A particle interacting with another particle will see an infinite array of the other particle. One has to decide if this is physically correct. Inhomogeneous systems like a single charged impurity are problematical. With the image potential, one is essentially computing the interaction at a low but finite concentration. The background is put in to make the sum converge. If one sums spherical shells, the series will be conditionally convergent. However one has a choice about surface charges. The Ewald method has the great advantage that it respects the Poisson equation. This implies for example that the long-wavelength limits are correct.

To answer the second question see the more detailed description . The image expansion is implemented by splitting the interaction into a part in real space and a part in k-space in such a way that both sums are quickly convergent. The complexity of the method described is N ^3/2 worse than the short-ranged potential but still better than the simplest direct method for any pairwise sum. The coefficient isn't so bad because the new features are Fourier transforms which are fast.
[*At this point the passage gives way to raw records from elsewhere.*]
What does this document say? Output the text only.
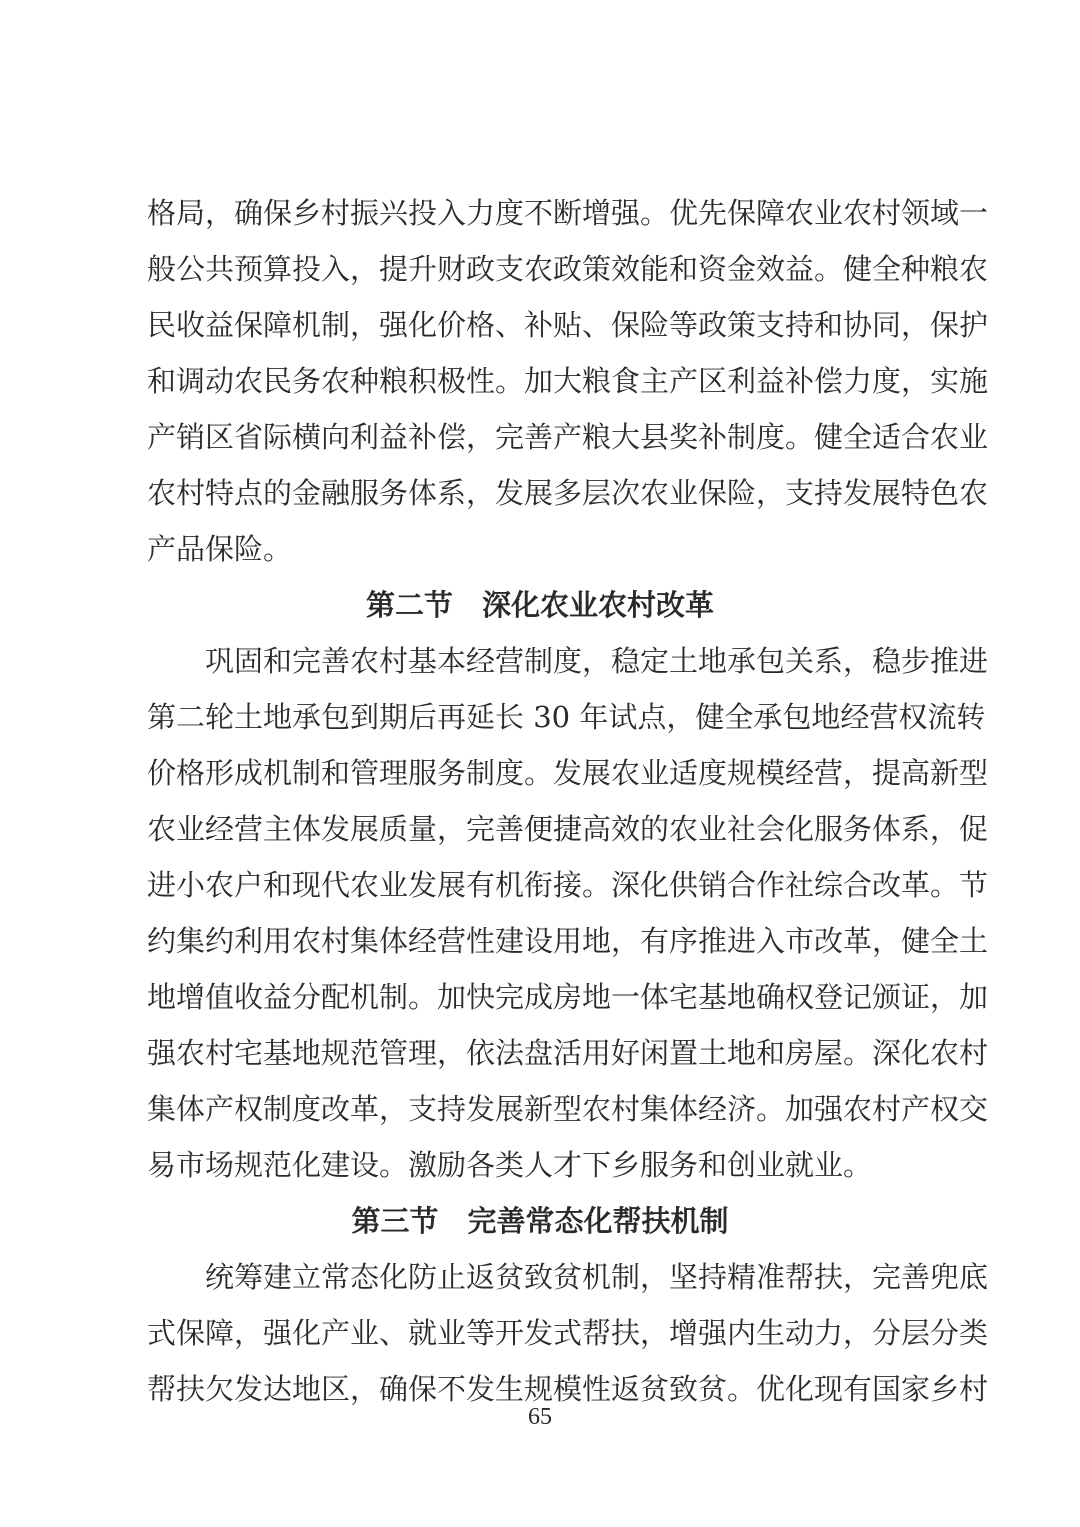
格局，确保乡村振兴投入力度不断增强。优先保障农业农村领域一
般公共预算投入，提升财政支农政策效能和资金效益。健全种粮农
民收益保障机制，强化价格、补贴、保险等政策支持和协同，保护
和调动农民务农种粮积极性。加大粮食主产区利益补偿力度，实施
产销区省际横向利益补偿，完善产粮大县奖补制度。健全适合农业
农村特点的金融服务体系，发展多层次农业保险，支持发展特色农
产品保险。
第二节　深化农业农村改革
巩固和完善农村基本经营制度，稳定土地承包关系，稳步推进
第二轮土地承包到期后再延长 30 年试点，健全承包地经营权流转
价格形成机制和管理服务制度。发展农业适度规模经营，提高新型
农业经营主体发展质量，完善便捷高效的农业社会化服务体系，促
进小农户和现代农业发展有机衔接。深化供销合作社综合改革。节
约集约利用农村集体经营性建设用地，有序推进入市改革，健全土
地增值收益分配机制。加快完成房地一体宅基地确权登记颁证，加
强农村宅基地规范管理，依法盘活用好闲置土地和房屋。深化农村
集体产权制度改革，支持发展新型农村集体经济。加强农村产权交
易市场规范化建设。激励各类人才下乡服务和创业就业。
第三节　完善常态化帮扶机制
统筹建立常态化防止返贫致贫机制，坚持精准帮扶，完善兜底
式保障，强化产业、就业等开发式帮扶，增强内生动力，分层分类
帮扶欠发达地区，确保不发生规模性返贫致贫。优化现有国家乡村
65
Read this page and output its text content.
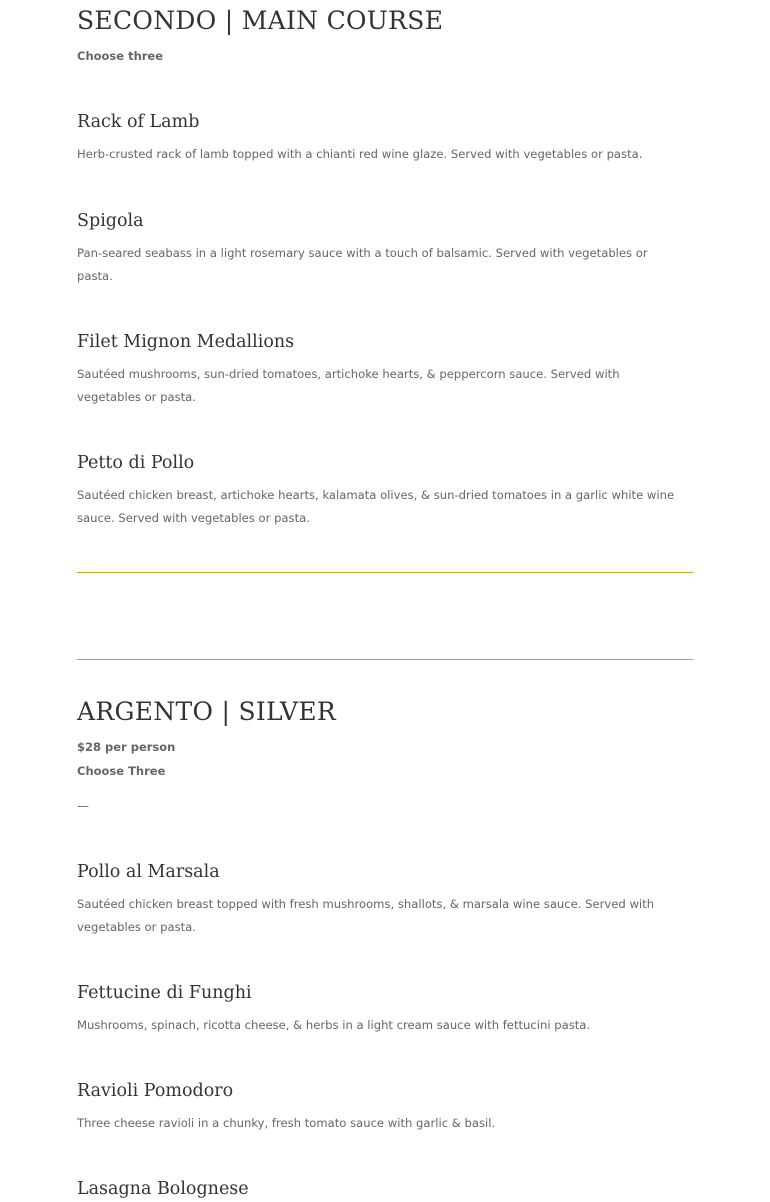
SECONDO | MAIN COURSE

Choose three

Rack of Lamb

Herb-crusted rack of lamb topped with a chianti red wine glaze. Served with vegetables or pasta.

Spigola

Pan-seared seabass in a light rosemary sauce with a touch of balsamic. Served with vegetables or pasta.

Filet Mignon Medallions

Sautéed mushrooms, sun-dried tomatoes, artichoke hearts, & peppercorn sauce. Served with vegetables or pasta.

Petto di Pollo

Sautéed chicken breast, artichoke hearts, kalamata olives, & sun-dried tomatoes in a garlic white wine sauce. Served with vegetables or pasta.

ARGENTO | SILVER

$28 per person

Choose Three

—
Pollo al Marsala

Sautéed chicken breast topped with fresh mushrooms, shallots, & marsala wine sauce. Served with vegetables or pasta.

Fettucine di Funghi

Mushrooms, spinach, ricotta cheese, & herbs in a light cream sauce with fettucini pasta.

Ravioli Pomodoro

Three cheese ravioli in a chunky, fresh tomato sauce with garlic & basil.

Lasagna Bolognese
What tests can you make for your Ewald code? You can put the charges on a perfect lattice and make sure that you get the known Madelung constants. For example in a 3D cubic lattice with lattice spacing "a" the energy per atom should be exactly -1.41864874 e²/a .

(See exercises in CLAMPS)

In the last 10 years methods have been developed to do this computation quicker. Some of the methods go by the name Fast Multipole Methods, others are called particle-mesh methods. They are advantageous if the number of particles is greater than about 1000.